We report the impact of notch-DLL4-based hereditary vascular heterogeneities on the enhanced permeation and retention (EPR) effect and plasmonic photothermal therapy response in tumors. : We generated two consomic rat strains with differing DLL4 expression on 3 chromosome. These strains were based on immunocompromised Salt-sensitive or SS (DLL4-high) and SS.BN3 (DLL4-low) rats with 3rd chromosome substituted from Brown Norway rat. We further constructed three novel SS.BN3 congenic strains by introgressing varying segments of BN chromosome 3 into the parental SS strain to localize the role of SS DLL4 on tumor EPR effect with precision.
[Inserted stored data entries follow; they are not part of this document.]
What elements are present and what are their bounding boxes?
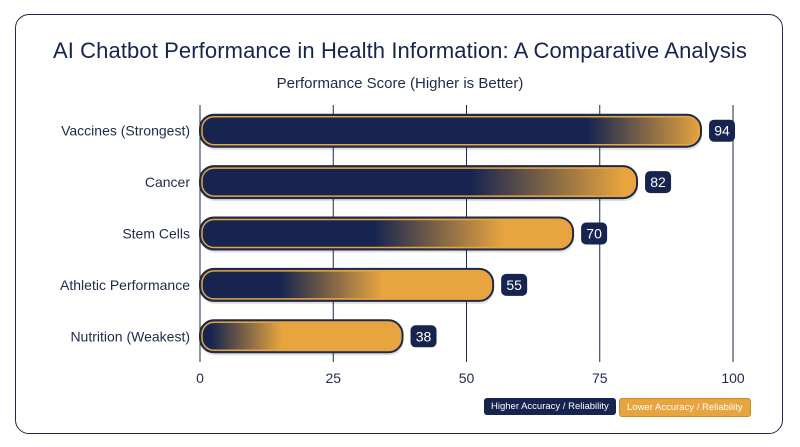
bar-highlight [201, 115, 700, 146]
value-badge [581, 222, 608, 245]
data-label: 55 [506, 277, 522, 293]
x-tick-label: 25 [325, 370, 341, 386]
y-tick-label: Stem Cells [122, 226, 190, 242]
y-tick-label: Vaccines (Strongest) [61, 123, 190, 139]
data-label: 82 [650, 174, 666, 190]
bar [199, 113, 703, 148]
x-tick-label: 0 [196, 370, 204, 386]
chart-subtitle: Performance Score (Higher is Better) [276, 75, 524, 92]
y-tick-label: Cancer [145, 174, 190, 190]
bar [199, 216, 575, 251]
value-badge [410, 325, 437, 348]
bar-highlight [201, 167, 636, 197]
bar-highlight [201, 270, 492, 300]
x-tick-label: 50 [459, 370, 475, 386]
chart-title: AI Chatbot Performance in Health Informa… [52, 38, 748, 63]
y-tick-label: Athletic Performance [60, 277, 190, 293]
bar [199, 267, 495, 302]
legend-low: Lower Accuracy / Reliability [619, 398, 751, 417]
bar [199, 319, 404, 354]
y-tick-label: Nutrition (Weakest) [70, 328, 190, 344]
bar-highlight [201, 218, 572, 249]
data-label: 70 [586, 226, 602, 242]
value-badge [709, 119, 736, 142]
x-tick-label: 100 [721, 370, 745, 386]
data-label: 94 [714, 123, 730, 139]
bar-highlight [201, 321, 402, 352]
x-tick-label: 75 [592, 370, 608, 386]
bar [199, 165, 639, 200]
legend-high: Higher Accuracy / Reliability [484, 398, 616, 415]
value-badge [501, 273, 528, 296]
data-label: 38 [416, 328, 432, 344]
value-badge [645, 171, 672, 194]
We synthesized multimodal theranostic nanoparticles (TNPs) based on Au-nanorods which provide magnetic resonance imaging (MRI), X-ray, and optical contrasts to assess image guided PTT response and quantify host specific therapy response differences in tumors orthotopically xenografted in DLL4-high and -low strains. We tested recovery of therapy sensitivity of PTT resistant strains by employing anti-DLL4 conjugated TNPs in two triple negative breast cancer tumor xenografts. : Host strains with high DLL4 allele demonstrated slightly increased tumor nanoparticle uptake but consistently developed photothermal therapy resistance compared to tumors in host strains with low DLL4 allele. Tumor micro-environment with low DLL4 expression altered the geographic distribution of nanoparticles towards closer proximity with vasculature which improved efficacy of PTT in spite of lower overall TNP uptake. Targeting TNPs to tumor endothelium via anti-DLL4 antibody conjugation improved therapy sensitivity in high DLL4 allele hosts for two triple negative human breast cancer xenografts. : Inherited DLL4 expression modulates EPR effects in tumors, and molecular targeting of endothelial DLL4 via nanoparticles is an effective personalized nanomedicine strategy.